Germany alarmed at lack of engineers

Businesses and organizations are rolling out new efforts to make engineering cool again.

When high school junior Daria Schirmer conducted scientific experiments with 8-year-olds as part of a school project this year – building a periscope or a compass with a magnet – she became not only an inventor of sorts but also part of the solution to what looms as one of Germany's greatest challenges: how to keep its sterling reputation as the world's leader in engineering.

For centuries, Germany led the world in technological prowess, from the motorcycle to the refrigerator. In the 19th century, inventors and entrepreneurs like Gottlieb Daimler, Carl Benz, and Carl Wilhelm Siemens developed products for brands still respected today. But over the past few years, young Germans have dramatically turned away from engineering – and now, the country needs 18,000 engineers – a third more than last year, according to the German Association of Engineers in Berlin. Alarmed that this gap could endanger Germany's engineering creativity, businesses are trying to stem the tide by launching a publicity campaign to make engineering sound like fun from kindergarten through university.

"The image of engineers has never been so bad," says Markus Roeser of Do Things, a coalition of 80 businesses, universities, and research institutes created five months ago to fill the engineering gap.

The group sponsors school projects, gives awards to youths making special scientific discoveries, awards scholarships, and helps engineering students find internships and young researchers commercialize their inventions.

Germany risks losing creative potential

"If we don't succeed in making young people enthusiastic about technical jobs again, we're running the risk of losing our place as the world's leading exporter," of manufactured goods and technologies, says Mr. Roeser.

"The lack of engineers is Germany's No. 1 hindrance to innovation," says Roeser. "At stake is to keep Germany's creative potential."

"Little Einstein Experiments," the pilot project that had pupils like Daria visit grade schools to do experiments every week, is the crux of this publicity campaign. Sponsored by the German state of Hessen's entrepreneurs association, it is meant to awaken scientific thirst early on.

"Children are naturally curious about learning. It's important to encourage their enthusiasm so that the fun doing experiments lasts," says Monika Zieleniewicz, Daria's physics teacher at the Albert Einstein High School in suburban Frankfurt who supervised the program. "That's how you help develop children's motivation for those fields."

"The focus has to be on the schools," says Benjamin Burde of the Berlin-based Mathematics and Science Excellence Centers in Schools, which supports mathematics, computers, science, and technology education. He notes that in Germany, those disciplines have almost disappeared from the school curriculum.
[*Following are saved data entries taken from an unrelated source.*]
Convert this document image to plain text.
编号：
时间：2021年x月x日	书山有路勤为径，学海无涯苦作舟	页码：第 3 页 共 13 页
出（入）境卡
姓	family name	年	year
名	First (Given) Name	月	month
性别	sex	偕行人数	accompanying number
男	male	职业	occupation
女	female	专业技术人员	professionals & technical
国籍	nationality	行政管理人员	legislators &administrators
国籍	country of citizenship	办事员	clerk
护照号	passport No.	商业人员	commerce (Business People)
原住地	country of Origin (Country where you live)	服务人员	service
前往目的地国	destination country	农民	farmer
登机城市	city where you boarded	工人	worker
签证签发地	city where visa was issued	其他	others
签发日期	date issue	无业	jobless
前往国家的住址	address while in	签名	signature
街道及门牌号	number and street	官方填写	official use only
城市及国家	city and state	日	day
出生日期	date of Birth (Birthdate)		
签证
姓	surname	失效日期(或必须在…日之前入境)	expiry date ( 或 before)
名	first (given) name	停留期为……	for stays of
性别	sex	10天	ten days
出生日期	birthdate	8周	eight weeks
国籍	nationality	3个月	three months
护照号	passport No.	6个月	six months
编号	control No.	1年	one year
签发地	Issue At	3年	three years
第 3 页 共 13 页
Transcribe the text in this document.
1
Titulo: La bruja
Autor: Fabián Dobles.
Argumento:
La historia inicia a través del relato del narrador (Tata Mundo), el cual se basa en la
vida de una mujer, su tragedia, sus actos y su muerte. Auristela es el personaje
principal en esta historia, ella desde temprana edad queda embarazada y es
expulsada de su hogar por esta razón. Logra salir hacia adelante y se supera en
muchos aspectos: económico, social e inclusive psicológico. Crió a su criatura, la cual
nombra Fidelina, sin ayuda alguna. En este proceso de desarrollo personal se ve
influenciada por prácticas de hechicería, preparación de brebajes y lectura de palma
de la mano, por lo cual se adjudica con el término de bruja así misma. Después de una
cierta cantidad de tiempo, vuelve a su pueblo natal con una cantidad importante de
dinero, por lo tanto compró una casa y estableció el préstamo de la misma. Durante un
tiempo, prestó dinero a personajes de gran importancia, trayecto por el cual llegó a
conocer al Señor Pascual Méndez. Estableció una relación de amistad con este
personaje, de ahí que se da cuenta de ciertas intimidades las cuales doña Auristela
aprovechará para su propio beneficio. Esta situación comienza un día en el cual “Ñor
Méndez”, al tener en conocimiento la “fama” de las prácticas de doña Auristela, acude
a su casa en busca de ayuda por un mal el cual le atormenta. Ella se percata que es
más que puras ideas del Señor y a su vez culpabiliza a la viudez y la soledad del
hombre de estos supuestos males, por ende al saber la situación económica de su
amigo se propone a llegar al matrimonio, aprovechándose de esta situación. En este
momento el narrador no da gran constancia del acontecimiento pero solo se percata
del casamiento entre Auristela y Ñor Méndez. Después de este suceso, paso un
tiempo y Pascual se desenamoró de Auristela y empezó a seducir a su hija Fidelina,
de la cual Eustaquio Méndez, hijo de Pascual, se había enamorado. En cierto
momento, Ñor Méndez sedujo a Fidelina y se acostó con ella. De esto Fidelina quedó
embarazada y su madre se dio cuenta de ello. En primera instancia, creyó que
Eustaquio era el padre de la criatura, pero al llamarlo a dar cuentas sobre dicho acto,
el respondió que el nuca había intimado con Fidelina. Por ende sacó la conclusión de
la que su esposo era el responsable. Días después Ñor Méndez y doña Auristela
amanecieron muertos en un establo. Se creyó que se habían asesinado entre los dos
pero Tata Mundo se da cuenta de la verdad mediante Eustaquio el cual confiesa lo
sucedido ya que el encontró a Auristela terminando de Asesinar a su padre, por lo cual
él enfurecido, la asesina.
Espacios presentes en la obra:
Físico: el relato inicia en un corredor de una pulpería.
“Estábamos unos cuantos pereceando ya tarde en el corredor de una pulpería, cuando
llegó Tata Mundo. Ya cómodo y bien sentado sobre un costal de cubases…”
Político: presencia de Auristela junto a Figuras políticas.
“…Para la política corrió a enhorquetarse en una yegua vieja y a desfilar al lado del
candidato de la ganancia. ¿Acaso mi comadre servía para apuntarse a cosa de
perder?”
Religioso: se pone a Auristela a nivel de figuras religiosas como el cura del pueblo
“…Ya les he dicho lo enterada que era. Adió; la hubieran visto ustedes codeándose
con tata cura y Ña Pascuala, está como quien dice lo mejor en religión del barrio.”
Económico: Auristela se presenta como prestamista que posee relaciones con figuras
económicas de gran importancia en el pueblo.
How engineering lost its cachet

Being an engineer no longer has the high status it once enjoyed.

In the mid 1960s, 41 percent of Germans said engineering was a job they had a lot of admiration for. In 2001, only 22 percent said so, according to the Association of Engineers.

A study by the Allensbach Research Institute, Germany's leading polling firm, found in 2003 that being an engineer ranked seventh among young people as a prestigious career behind pastors, doctors, and university professors.

Part of Germany's engineering decline started in the 1970s as the environmental movement grew and people started questioning the impacts of ever-faster energy-hungry technologies on society and the environment.

By making people skeptical about technological progress, it gradually hurt the prestige of engineering jobs, says Joerg Feuchhofen, head of the Association of Entrepreneurs in Hessen, which represents 100,000 entrepreneurs in the state of Hessen. "The Germans often looked at it as something that endangered the environment," says Mr. Feuchthofen. "That's a reason why the fields covering ... technology have lost ground in the education system."

Ten years ago, there were twice as many engineering students at universities than today according to the German Association of Engineers.

The problem isn't new. But attention was focused on the dearth of engineers this spring when Airbus-Germany announced it couldn't find 600 engineers needed as they gear up to expand their production over the next two years.

"That Germany can't fulfill a major order in China that would have created many jobs was a big shock for the nation," says Roeser.

Indeed, Airbus isn't the only firm hindered by Germany's current lack of engineers. Thirty percent of German employers say they are short engineers, according to a survey by the German Association of Engineers.

"At least four or five years ago, people came to interviews," says Andrea Gossel of the Schunk Group, an international car-part manufacturer headquartered in the small village of Heuchelheim. "Today they don't ever bother to show up."